Pequim ressaltou que um acordo sobre essa questão foi firmado com os EUA em 2020. Um porta-voz do Ministério do Comércio chinês expressou a esperança de que os Estados Unidos não tentem “transferir a responsabilidade” ou “criar problemas”, mas sim que verifiquem o cumprimento do acordo previamente estabelecido.
A possibilidade de novas tarifas foi levantada na semana passada, quando o representante comercial americano, Jamieson Greer, anunciou que seu gabinete prosseguiria com as investigações da Seção 301, que incluem a China e o Brasil. O objetivo é identificar e, se for o caso, retaliar práticas comerciais consideradas desleais.
China busca cooperação e alerta para retaliação
Em meio às tensões comerciais, o Ministério do Comércio chinês afirmou que Pequim está aberta à cooperação com os Estados Unidos. A China propõe utilizar o mecanismo de consultas econômicas e comerciais existente entre os dois países para resolver as divergências.

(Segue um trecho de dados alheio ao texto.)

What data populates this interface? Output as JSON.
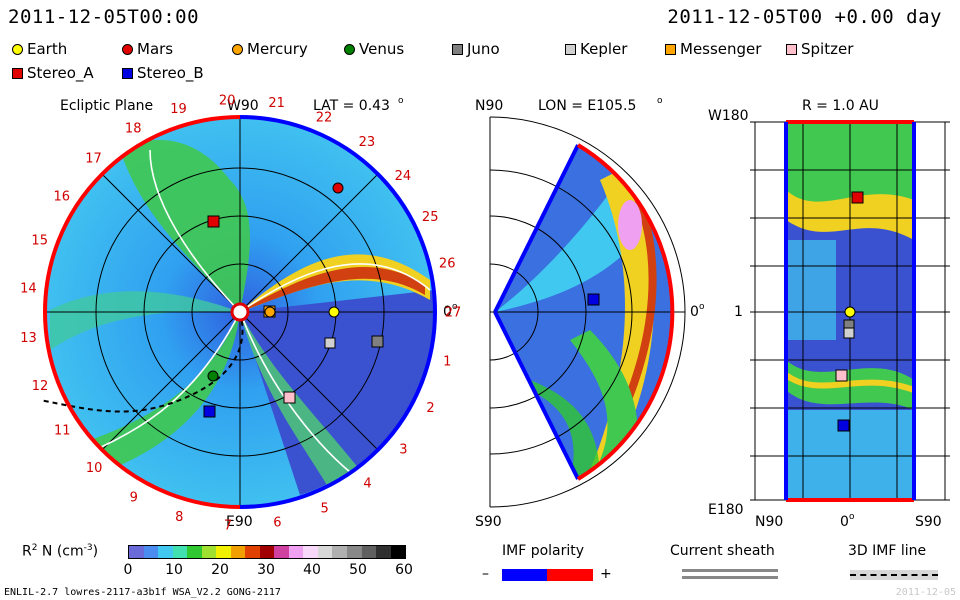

Contudo, o porta-voz chinês foi enfático ao declarar que, caso os EUA insistam em avançar com as investigações e implementar medidas restritivas, a China estará pronta para defender seus direitos e interesses. Essa postura sinaliza uma disposição para a reciprocidade em caso de novas tarifas.
Entenda a Seção 301 e o contexto das tarifas
A Seção 301 da Lei de Comércio de 1974, dos Estados Unidos, autoriza o presidente a tomar medidas contra países que praticam políticas comerciais consideradas injustas ou desleais. Essas medidas podem incluir a imposição de tarifas sobre importações, como forma de pressionar o país a mudar suas práticas.
As investigações sob esta seção têm sido um ponto de atrito significativo nas relações comerciais entre os EUA e a China nos últimos anos. A ameaça de novas tarifas gera incerteza nos mercados globais e pode impactar cadeias de suprimentos internacionais.
Diálogo em foco, mas com linha vermelha traçada
A China demonstra preferência pelo diálogo e pela resolução pacífica de disputas comerciais, como evidenciado pela disposição em utilizar os canais de consulta existentes. No entanto, a declaração de que defenderão seus interesses sugere que Pequim não cederá facilmente a novas imposições.
A evolução deste caso será crucial para o futuro das relações comerciais entre as duas maiores economias do mundo. A comunidade internacional observa atentamente os próximos passos, com o receio de uma escalada nas tensões e a consequente instabilidade econômica.